Nach Schätzungen trägt ein Drittel der Bevölkerung südlich der Sahara heute Second-Hand-Kleider aus USA und Europa. Diese gebrauchten Kleider und Schuhe aus Spenden treten in Konkurrenz zur einheimischen Produktion der Dritte-Welt-Länder, und zwar zu einem Preis, der die ansässigen Hersteller gnadenlos unterbietet. Kein Wunder, die Altkleiderhändler bekommen ihre Ware ja geschenkt! Natürlich ies es wichtig, wenn sehr arme Länder, wie zum Beispiel Mosambik, billige Altkleidertransporte bekommen. Immer sollten Hilfsorganisationen jedoch darauf achten, dass nach einer Besserung der innerpolitischen Situation billige Altkleider nich einen Neuaufschwung der Textilindustrie verhindern. Allein in Simbabwe und Sambia wird der Verlust von Arbeitsplätzen durch Importe von Altkleidern und gebrauchten Schuhen auf 200.000 beziffert. Nach Berichten aus Syrien solles es dort gerade die Rechen sein, die an modischen westlichen Altkleidern sehr interessiert sind. Viele der gespendeten Kleider sind fast neuwertig und erzielen Preise von 65 bis 130DM das Stück.

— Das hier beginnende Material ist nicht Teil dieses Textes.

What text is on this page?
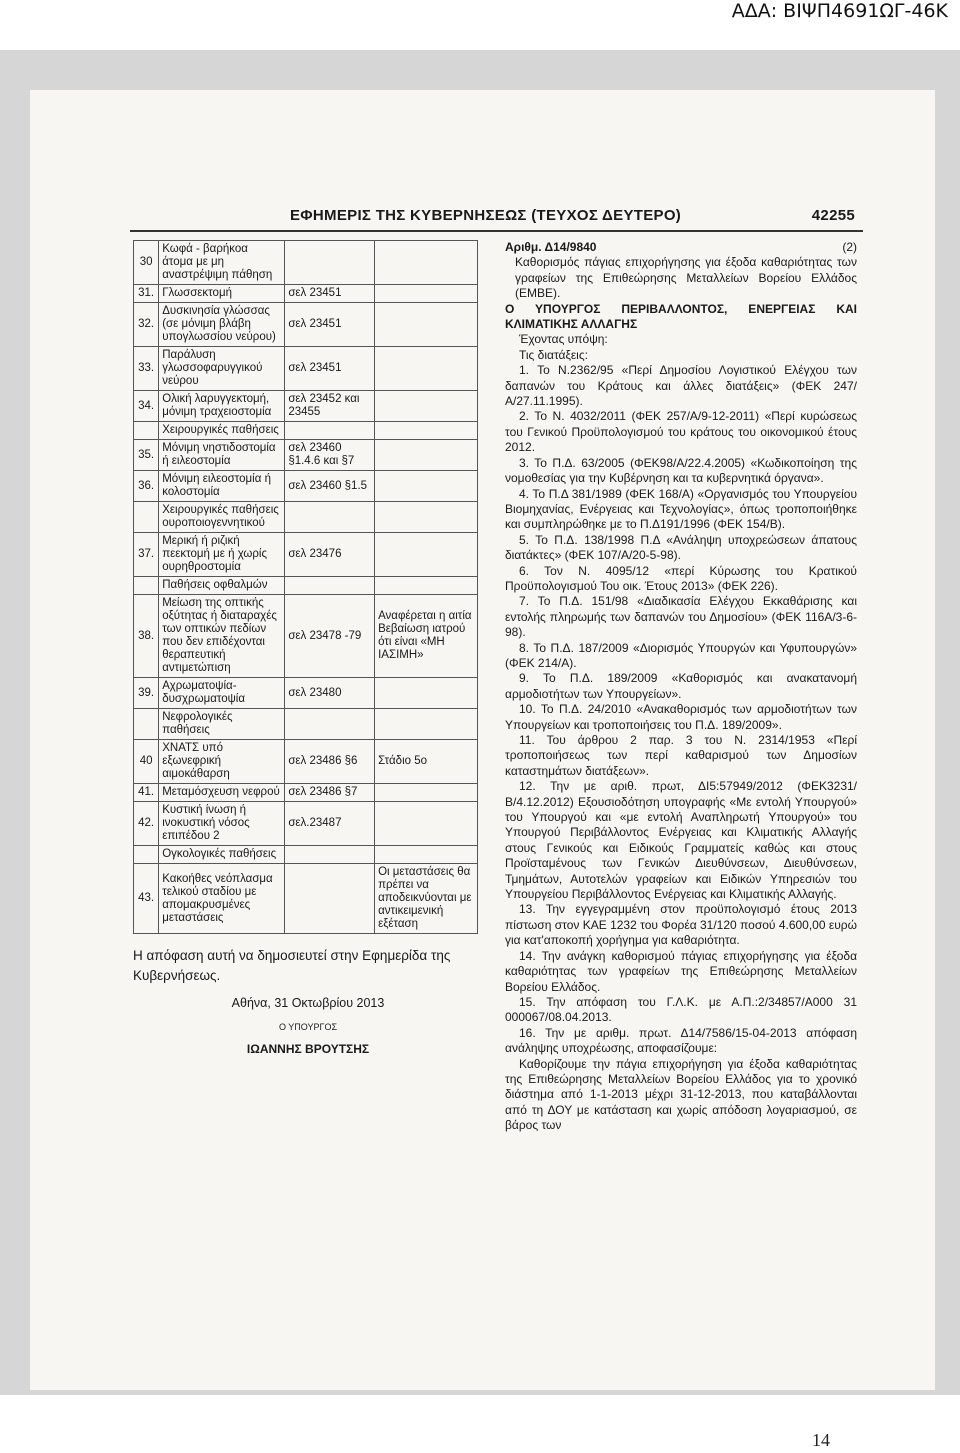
ΑΔΑ: ΒΙΨΠ4691ΩΓ-46Κ
ΕΦΗΜΕΡΙΣ ΤΗΣ ΚΥΒΕΡΝΗΣΕΩΣ (ΤΕΥΧΟΣ ΔΕΥΤΕΡΟ)	42255
30	Κωφά - βαρήκοα άτομα με μη αναστρέψιμη πάθηση		
31.	Γλωσσεκτομή	σελ 23451	
32.	Δυσκινησία γλώσσας (σε μόνιμη βλάβη υπογλωσσίου νεύρου)	σελ 23451	
33.	Παράλυση γλωσσοφαρυγγικού νεύρου	σελ 23451	
34.	Ολική λαρυγγεκτομή, μόνιμη τραχειοστομία	σελ 23452 και 23455	
	Χειρουργικές παθήσεις		
35.	Μόνιμη νηστιδοστομία ή ειλεοστομία	σελ 23460 §1.4.6 και §7	
36.	Μόνιμη ειλεοστομία ή κολοστομία	σελ 23460 §1.5	
	Χειρουργικές παθήσεις ουροποιογεννητικού		
37.	Μερική ή ριζική πεεκτομή με ή χωρίς ουρηθροστομία	σελ 23476	
	Παθήσεις οφθαλμών		
38.	Μείωση της οπτικής οξύτητας ή διαταραχές των οπτικών πεδίων που δεν επιδέχονται θεραπευτική αντιμετώπιση	σελ 23478 -79	Αναφέρεται η αιτία Βεβαίωση ιατρού ότι είναι «ΜΗ ΙΑΣΙΜΗ»
39.	Αχρωματοψία- δυσχρωματοψία	σελ 23480	
	Νεφρολογικές παθήσεις		
40	ΧΝΑΤΣ υπό εξωνεφρική αιμοκάθαρση	σελ 23486 §6	Στάδιο 5ο
41.	Μεταμόσχευση νεφρού	σελ 23486 §7	
42.	Κυστική ίνωση ή ινοκυστική νόσος επιπέδου 2	σελ.23487	
	Ογκολογικές παθήσεις		
43.	Κακοήθες νεόπλασμα τελικού σταδίου με απομακρυσμένες μεταστάσεις		Οι μεταστάσεις θα πρέπει να αποδεικνύονται με αντικειμενική εξέταση
Η απόφαση αυτή να δημοσιευτεί στην Εφημερίδα της Κυβερνήσεως.
Αθήνα, 31 Οκτωβρίου 2013
Ο ΥΠΟΥΡΓΟΣ
ΙΩΑΝΝΗΣ ΒΡΟΥΤΣΗΣ
Αριθμ. Δ14/9840	(2)

Καθορισμός πάγιας επιχορήγησης για έξοδα καθαριότητας των γραφείων της Επιθεώρησης Μεταλλείων Βορείου Ελλάδος (ΕΜΒΕ).

Ο ΥΠΟΥΡΓΟΣ ΠΕΡΙΒΑΛΛΟΝΤΟΣ, ΕΝΕΡΓΕΙΑΣ ΚΑΙ ΚΛΙΜΑΤΙΚΗΣ ΑΛΛΑΓΗΣ

Έχοντας υπόψη:

Τις διατάξεις:

1. Το Ν.2362/95 «Περί Δημοσίου Λογιστικού Ελέγχου των δαπανών του Κράτους και άλλες διατάξεις» (ΦΕΚ 247/Α/27.11.1995).

2. Το Ν. 4032/2011 (ΦΕΚ 257/Α/9-12-2011) «Περί κυρώσεως του Γενικού Προϋπολογισμού του κράτους του οικονομικού έτους 2012.

3. Το Π.Δ. 63/2005 (ΦΕΚ98/Α/22.4.2005) «Κωδικοποίηση της νομοθεσίας για την Κυβέρνηση και τα κυβερνητικά όργανα».

4. Το Π.Δ 381/1989 (ΦΕΚ 168/Α) «Οργανισμός του Υπουργείου Βιομηχανίας, Ενέργειας και Τεχνολογίας», όπως τροποποιήθηκε και συμπληρώθηκε με το Π.Δ191/1996 (ΦΕΚ 154/Β).

5. Το Π.Δ. 138/1998 Π.Δ «Ανάληψη υποχρεώσεων άπατους διατάκτες» (ΦΕΚ 107/Α/20-5-98).

6. Τον Ν. 4095/12 «περί Κύρωσης του Κρατικού Προϋπολογισμού Του οικ. Έτους 2013» (ΦΕΚ 226).

7. Το Π.Δ. 151/98 «Διαδικασία Ελέγχου Εκκαθάρισης και εντολής πληρωμής των δαπανών του Δημοσίου» (ΦΕΚ 116Α/3-6-98).

8. Το Π.Δ. 187/2009 «Διορισμός Υπουργών και Υφυπουργών» (ΦΕΚ 214/Α).

9. Το Π.Δ. 189/2009 «Καθορισμός και ανακατανομή αρμοδιοτήτων των Υπουργείων».

10. Το Π.Δ. 24/2010 «Ανακαθορισμός των αρμοδιοτήτων των Υπουργείων και τροποποιήσεις του Π.Δ. 189/2009».

11. Του άρθρου 2 παρ. 3 του Ν. 2314/1953 «Περί τροποποιήσεως των περί καθαρισμού των Δημοσίων καταστημάτων διατάξεων».

12. Την με αριθ. πρωτ, ΔΙ5:57949/2012 (ΦΕΚ3231/Β/4.12.2012) Εξουσιοδότηση υπογραφής «Με εντολή Υπουργού» του Υπουργού και «με εντολή Αναπληρωτή Υπουργού» του Υπουργού Περιβάλλοντος Ενέργειας και Κλιματικής Αλλαγής στους Γενικούς και Ειδικούς Γραμματείς καθώς και στους Προϊσταμένους των Γενικών Διευθύνσεων, Διευθύνσεων, Τμημάτων, Αυτοτελών γραφείων και Ειδικών Υπηρεσιών του Υπουργείου Περιβάλλοντος Ενέργειας και Κλιματικής Αλλαγής.

13. Την εγγεγραμμένη στον προϋπολογισμό έτους 2013 πίστωση στον ΚΑΕ 1232 του Φορέα 31/120 ποσού 4.600,00 ευρώ για κατ'αποκοπή χορήγημα για καθαριότητα.

14. Την ανάγκη καθορισμού πάγιας επιχορήγησης για έξοδα καθαριότητας των γραφείων της Επιθεώρησης Μεταλλείων Βορείου Ελλάδος.

15. Την απόφαση του Γ.Λ.Κ. με Α.Π.:2/34857/Α000 31 000067/08.04.2013.

16. Την με αριθμ. πρωτ. Δ14/7586/15-04-2013 απόφαση ανάληψης υποχρέωσης, αποφασίζουμε:

Καθορίζουμε την πάγια επιχορήγηση για έξοδα καθαριότητας της Επιθεώρησης Μεταλλείων Βορείου Ελλάδος για το χρονικό διάστημα από 1-1-2013 μέχρι 31-12-2013, που καταβάλλονται από τη ΔΟΥ με κατάσταση και χωρίς απόδοση λογαριασμού, σε βάρος των

14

Wie sollen sich die VerbraucherInnen verhalten?

Der erste Schritt ist bewußter Konsum nicht nur in Hinblick auf die Menge, sondern auch hinsichtlich der Qualität. Textilien aus ökologischem Anbau sind schwer recyclebaren Mischgewegen vorzuziehen. Private Weitergabe (wie bei Baby- und Kinderkleidung), Tauschbörsen oder örtliche Second-Hand-Läden sind Möglichkeiten für die gezielte Weiterverwendung von gebrauchten Kleidungsstücken und Schuhen.

SpenderInnen sollten von Sammelunternehmen Rechenschaft fordern, wie mit dem Sammelgut umgegangen wird. Dabei sollte geklärt werden, wieviele Textilien wirklich an Bedürftige gehen und ob und wohin verkauft/exportiert wird. Hier sind gezielte Spenden für Hilfsaktionen ein guter Weg. Trotz aller Bedenken ist die Spende an karikative Organisationen natürlich immer noch besser, als kommerziellen Sammlern den eigenen Profit zu ermöglichen oder Textilien in die Mülltonne zu stopfen.

Barbara Obermüller

Literatur: "Der Deutschen alte Kleider", Institut für Ökonomie und Ökumene Südwind e.V., Lindenstraße 58-60, 53721 Siegburg, ISBN 3-929704-04-8, 9 DM.